WHY THIS MATTERS IN BRIEF
Over the past few years people have been killed when their semi-autonomous cars got confused and blinded by the Sun so scientists have turned to biology to solve the problem.
A little while ago a man driving a Tesla on autopilot was killed when the system was confused by the sun – something, that as anyone who’s ever taken a photo in strong sunlight, for example, has no doubt grappled with. However, inspired by the visual system of the Mantis shrimp, which is one of the most complex visual systems found in nature, researchers have created a new type of camera that could greatly improve the ability of cars to spot hazards in “challenging imaging conditions” like the one I mentioned above.
The new camera accomplishes this feat by detecting a property of light known as polarization, the same type of polarization your sunglasses are so good at filtering out, and featuring a dynamic range about 10,000 times higher than today’s commercial cameras.
Dynamic range is a measure of the brightest and darkest areas a camera can capture simultaneously. With these, the camera can see better in driving conditions such as the transition from a dark tunnel into bright sunlight or during hazy or foggy conditions. In Optica, The Optical Society’s journal for high impact research, the researchers describe the new camera, which could be mass produced for as little as $10 apiece. The researchers say the new camera would enable cars to detect hazards, other cars and people three times further away than colour cameras used on cars today.
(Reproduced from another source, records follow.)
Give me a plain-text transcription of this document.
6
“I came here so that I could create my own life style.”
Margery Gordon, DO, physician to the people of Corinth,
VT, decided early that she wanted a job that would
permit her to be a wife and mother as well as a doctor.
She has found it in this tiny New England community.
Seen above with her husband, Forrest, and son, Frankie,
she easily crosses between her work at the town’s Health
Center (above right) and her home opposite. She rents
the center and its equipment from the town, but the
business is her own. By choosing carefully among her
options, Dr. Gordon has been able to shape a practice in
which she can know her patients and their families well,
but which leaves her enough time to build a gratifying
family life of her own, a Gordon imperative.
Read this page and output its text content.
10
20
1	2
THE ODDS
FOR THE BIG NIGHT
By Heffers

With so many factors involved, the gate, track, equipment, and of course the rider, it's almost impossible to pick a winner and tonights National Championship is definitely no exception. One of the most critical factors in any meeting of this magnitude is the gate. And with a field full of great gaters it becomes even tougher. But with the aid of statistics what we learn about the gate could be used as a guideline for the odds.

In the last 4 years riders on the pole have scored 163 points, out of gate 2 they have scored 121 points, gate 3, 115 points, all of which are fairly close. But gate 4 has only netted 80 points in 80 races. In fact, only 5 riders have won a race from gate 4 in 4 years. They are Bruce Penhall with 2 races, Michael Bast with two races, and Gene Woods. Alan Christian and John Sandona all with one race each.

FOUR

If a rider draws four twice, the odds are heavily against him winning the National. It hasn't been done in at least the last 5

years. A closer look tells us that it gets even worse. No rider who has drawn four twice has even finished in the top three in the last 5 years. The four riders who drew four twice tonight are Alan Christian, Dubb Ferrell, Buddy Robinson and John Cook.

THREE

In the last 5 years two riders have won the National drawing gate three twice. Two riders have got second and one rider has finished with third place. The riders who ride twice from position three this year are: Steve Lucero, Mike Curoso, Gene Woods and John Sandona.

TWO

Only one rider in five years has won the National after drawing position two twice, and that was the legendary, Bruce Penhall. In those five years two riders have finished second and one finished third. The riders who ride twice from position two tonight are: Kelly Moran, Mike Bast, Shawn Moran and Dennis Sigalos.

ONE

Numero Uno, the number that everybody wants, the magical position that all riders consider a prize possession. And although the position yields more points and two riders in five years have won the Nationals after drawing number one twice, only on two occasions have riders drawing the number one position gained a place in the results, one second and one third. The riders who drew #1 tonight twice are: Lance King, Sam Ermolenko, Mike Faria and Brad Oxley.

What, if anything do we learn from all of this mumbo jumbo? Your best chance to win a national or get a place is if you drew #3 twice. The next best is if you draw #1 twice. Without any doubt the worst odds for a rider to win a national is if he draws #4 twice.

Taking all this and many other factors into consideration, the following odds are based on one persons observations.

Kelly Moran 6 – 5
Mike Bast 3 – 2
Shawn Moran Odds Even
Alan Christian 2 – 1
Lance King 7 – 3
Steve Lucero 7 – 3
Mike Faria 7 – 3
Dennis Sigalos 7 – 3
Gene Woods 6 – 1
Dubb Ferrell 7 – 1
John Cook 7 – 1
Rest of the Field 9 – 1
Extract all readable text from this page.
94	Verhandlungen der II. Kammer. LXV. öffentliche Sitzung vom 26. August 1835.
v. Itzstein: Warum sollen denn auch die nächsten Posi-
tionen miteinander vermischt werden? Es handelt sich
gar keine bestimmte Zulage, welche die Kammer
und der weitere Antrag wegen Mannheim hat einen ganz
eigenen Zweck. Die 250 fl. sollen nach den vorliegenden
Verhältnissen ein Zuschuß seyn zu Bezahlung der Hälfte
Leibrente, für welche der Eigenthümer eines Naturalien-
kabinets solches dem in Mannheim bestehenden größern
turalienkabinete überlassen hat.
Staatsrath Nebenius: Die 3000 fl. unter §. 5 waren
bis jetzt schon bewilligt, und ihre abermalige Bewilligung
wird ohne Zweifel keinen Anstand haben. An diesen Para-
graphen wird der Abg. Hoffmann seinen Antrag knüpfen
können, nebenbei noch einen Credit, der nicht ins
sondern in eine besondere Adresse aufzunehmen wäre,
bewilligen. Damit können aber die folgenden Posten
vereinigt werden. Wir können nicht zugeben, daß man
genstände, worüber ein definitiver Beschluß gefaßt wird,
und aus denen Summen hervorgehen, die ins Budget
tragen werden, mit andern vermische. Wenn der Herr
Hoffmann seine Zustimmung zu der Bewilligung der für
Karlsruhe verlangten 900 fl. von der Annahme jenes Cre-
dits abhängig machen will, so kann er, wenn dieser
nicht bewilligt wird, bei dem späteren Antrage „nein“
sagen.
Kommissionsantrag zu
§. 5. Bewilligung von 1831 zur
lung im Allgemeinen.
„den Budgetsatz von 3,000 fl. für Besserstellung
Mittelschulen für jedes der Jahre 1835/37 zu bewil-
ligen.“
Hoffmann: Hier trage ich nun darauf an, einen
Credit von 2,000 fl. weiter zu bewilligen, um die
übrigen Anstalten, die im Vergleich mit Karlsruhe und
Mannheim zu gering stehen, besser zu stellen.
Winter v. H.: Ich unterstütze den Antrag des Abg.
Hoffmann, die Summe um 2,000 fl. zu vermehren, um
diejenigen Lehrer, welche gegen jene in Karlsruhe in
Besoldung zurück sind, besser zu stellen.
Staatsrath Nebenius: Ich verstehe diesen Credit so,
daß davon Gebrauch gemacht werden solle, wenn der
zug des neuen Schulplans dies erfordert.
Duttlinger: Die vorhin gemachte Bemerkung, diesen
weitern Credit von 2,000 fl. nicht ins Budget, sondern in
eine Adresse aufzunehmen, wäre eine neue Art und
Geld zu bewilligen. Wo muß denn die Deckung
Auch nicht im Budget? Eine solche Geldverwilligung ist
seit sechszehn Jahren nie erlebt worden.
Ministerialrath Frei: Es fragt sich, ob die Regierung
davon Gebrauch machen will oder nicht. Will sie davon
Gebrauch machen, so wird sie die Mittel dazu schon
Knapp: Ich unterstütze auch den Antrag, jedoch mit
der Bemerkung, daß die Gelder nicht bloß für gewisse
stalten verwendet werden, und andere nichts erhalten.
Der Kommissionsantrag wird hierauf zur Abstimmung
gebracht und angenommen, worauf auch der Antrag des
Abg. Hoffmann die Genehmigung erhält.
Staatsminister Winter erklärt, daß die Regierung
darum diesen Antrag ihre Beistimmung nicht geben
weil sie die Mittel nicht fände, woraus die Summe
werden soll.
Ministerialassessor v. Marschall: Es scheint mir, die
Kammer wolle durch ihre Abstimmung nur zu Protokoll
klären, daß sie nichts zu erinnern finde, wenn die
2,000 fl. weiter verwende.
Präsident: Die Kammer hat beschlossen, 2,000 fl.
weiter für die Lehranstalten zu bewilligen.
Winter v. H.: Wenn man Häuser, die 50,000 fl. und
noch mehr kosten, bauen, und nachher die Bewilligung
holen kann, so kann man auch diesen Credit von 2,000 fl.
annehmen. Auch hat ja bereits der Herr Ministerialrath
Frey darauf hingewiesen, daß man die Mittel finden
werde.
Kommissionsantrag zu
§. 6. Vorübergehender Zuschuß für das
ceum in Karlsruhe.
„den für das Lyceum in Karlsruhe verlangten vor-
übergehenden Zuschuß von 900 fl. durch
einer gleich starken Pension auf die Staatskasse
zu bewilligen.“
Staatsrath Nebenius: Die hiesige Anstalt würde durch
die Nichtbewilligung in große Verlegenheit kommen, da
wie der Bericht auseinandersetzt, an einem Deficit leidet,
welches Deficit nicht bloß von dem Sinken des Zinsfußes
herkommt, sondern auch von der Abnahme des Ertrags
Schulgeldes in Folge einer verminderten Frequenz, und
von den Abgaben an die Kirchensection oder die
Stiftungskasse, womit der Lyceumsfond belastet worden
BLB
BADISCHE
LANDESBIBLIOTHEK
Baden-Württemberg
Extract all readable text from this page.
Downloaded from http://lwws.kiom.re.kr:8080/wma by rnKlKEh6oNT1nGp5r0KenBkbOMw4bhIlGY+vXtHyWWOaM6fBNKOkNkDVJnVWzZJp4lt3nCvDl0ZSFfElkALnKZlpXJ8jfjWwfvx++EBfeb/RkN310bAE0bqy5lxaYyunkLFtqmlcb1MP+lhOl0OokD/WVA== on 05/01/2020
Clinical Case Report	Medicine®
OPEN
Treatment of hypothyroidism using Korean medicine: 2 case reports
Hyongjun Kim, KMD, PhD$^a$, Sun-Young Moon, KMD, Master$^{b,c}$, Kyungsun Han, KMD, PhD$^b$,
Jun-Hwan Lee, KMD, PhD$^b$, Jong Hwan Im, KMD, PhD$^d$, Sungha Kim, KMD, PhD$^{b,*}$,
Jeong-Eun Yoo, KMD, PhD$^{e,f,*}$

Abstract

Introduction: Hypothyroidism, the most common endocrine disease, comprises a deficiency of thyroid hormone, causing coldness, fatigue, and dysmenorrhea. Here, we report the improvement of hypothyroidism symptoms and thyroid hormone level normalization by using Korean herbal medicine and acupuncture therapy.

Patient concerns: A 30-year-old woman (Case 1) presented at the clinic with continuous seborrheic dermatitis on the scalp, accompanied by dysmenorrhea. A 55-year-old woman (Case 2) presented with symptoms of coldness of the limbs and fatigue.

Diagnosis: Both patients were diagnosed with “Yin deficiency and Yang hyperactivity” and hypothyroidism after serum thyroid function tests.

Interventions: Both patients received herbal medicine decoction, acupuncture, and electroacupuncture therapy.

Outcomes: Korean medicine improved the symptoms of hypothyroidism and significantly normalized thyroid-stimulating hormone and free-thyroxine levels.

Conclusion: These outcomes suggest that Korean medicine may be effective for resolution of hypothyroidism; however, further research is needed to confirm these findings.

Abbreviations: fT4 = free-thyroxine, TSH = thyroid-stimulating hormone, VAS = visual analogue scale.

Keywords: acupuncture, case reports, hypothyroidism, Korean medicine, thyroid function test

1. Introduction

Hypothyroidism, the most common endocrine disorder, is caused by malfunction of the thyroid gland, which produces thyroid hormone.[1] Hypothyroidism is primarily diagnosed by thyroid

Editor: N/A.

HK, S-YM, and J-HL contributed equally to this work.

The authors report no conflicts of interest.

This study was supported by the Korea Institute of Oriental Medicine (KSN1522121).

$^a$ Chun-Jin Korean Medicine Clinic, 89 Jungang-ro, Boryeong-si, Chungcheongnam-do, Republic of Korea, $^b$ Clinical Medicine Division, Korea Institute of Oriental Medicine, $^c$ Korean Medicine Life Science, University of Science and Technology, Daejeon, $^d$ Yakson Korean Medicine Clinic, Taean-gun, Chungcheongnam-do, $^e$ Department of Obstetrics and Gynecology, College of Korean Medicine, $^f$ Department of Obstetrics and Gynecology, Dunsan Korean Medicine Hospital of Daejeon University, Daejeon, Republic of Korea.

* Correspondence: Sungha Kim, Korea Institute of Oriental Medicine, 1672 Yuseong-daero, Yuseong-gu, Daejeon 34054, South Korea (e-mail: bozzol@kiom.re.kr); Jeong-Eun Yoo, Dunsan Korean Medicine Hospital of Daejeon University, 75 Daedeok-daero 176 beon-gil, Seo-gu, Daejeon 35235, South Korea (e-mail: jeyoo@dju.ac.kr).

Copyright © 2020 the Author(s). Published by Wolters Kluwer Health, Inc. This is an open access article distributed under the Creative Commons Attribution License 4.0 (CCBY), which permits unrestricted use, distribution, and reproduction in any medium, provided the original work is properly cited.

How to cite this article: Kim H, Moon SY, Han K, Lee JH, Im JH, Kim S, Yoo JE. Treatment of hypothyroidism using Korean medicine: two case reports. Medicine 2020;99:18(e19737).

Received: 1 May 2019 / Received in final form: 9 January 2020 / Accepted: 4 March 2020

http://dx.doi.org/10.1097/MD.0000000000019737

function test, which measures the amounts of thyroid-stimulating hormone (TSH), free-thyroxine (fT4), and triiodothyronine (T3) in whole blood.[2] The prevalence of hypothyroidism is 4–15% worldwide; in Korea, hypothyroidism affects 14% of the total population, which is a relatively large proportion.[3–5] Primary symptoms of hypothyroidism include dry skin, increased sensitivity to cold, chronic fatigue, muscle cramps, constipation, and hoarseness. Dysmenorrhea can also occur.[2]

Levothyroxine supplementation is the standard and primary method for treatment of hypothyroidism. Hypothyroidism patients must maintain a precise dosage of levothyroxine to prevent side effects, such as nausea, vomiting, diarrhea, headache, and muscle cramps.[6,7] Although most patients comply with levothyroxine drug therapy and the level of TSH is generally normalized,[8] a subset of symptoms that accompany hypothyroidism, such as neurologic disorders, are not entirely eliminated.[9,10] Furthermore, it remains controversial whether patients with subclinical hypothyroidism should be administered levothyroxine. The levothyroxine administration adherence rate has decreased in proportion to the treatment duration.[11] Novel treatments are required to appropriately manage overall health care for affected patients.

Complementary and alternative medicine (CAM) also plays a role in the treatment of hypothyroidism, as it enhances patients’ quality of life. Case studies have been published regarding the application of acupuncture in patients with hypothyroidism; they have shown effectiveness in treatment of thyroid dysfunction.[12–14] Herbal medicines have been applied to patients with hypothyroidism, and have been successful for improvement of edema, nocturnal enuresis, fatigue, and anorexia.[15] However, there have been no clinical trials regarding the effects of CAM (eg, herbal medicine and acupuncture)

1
“In a recent crash involving a [Tesla] self-driving car, the car failed to detect a semi-truck because its color and light intensity blended with that of the sky in the background,” said research team leader Viktor Gruev of the University of Illinois, USA, who led the research.
“Our camera can solve this problem because its high dynamic range makes it easier to detect objects that are similar to the background and the polarization of a truck is different than that of the sky.”
In addition to automotive applications, the researchers are exploring using the cameras to detect cancerous cells, which exhibit a different light polarization than normal tissue, and to improve deep sea ocean exploration.
“We are beginning to reach the limit of what traditional imaging sensors can accomplish,” said Missael Garcia, first author of the paper.
“Our new bioinspired camera shows that nature has a lot of interesting solutions that we can take advantage of for designing next-generation sensors.”
Mantis shrimp, a grouping that includes hundreds of species worldwide, are weird because they have a logarithmic response to light intensity, and their eyes are also scratch proof – something that elsewhere the UK Ministry of Defence is zeroing in on in the hope that one day it will help them create scratch resistant night vision goggles. Yes, Mantis shrimp are odd and cool all at the same time. But back to the story this makes the shrimp sensitive to a high range of light intensities, allowing them to perceive very dark and very bright elements within a single scene. To achieve a similarly high dynamic range for their new camera, the researchers tweaked the way the camera’s photodiodes convert light into an electrical current.
Instead of operating the photodiodes in reverse bias mode — which is traditionally used for imaging — the researchers used forward bias mode. This changed the electrical current output from being linearly proportional to the light input to having a logarithmic response like the shrimp. For the polarization sensitivity, the researchers mimicked the way that the mantis shrimp integrates polarized light detection into its photoreceptors by depositing nanomaterials directly onto the surface of the imaging chip that contained the forward biased photodiodes.
“These nanomaterials essentially act as polarization filters at the pixel level to detect polarization in the same way that the mantis shrimp sees polarization,” said Gruev.
Although traditional imaging sensor fabrication processes can be used to make the sensors, they are not optimized for making photodiodes that operate in a forward bias.
To compensate, the researchers developed additional processing steps to clean up the images and to improve the signal to noise ratio.
After testing the camera under different light intensities, colors and polarization conditions in the lab, the researchers took the camera into the field to see how well it operated in shadows as well as in bright conditions.
“We used the camera under different driving lighting conditions such as tunnels or foggy conditions,” said Tyler Davis, a member of the research team. “The camera handled these challenging imaging conditions without any problems.”
The researchers are now working with a company that manufactures air bags to see if the new camera’s high dynamic range and polarization imaging capability can be used to better detect objects to either avert a collision or deploy the air bag a few milliseconds earlier than is currently possible, and they also received funding to use the new imaging system to make small GoPro-like cameras that could be used to explore the deep ocean.
While GPS systems such as those in cell phones do not work under water, the new camera’s polarization detection capability allows it to use the polarization of sunlight in water to calculate location coordinates. In addition, the camera’s high dynamic range could be used to record high quality images underwater.
“We are coming full circle by taking the camera, which was inspired by mantis shrimp, to different tropical oceans to learn more about how this shrimp behaves in its natural habitat,” said Gruev.
“They live in shallow waters and bury themselves under corals or in little burrows. This creates a challenging high dynamic range imaging situation because there’s a lot of light in the water but dim conditions inside the holes, and that’s why we think they’ve evolved this unique capability.”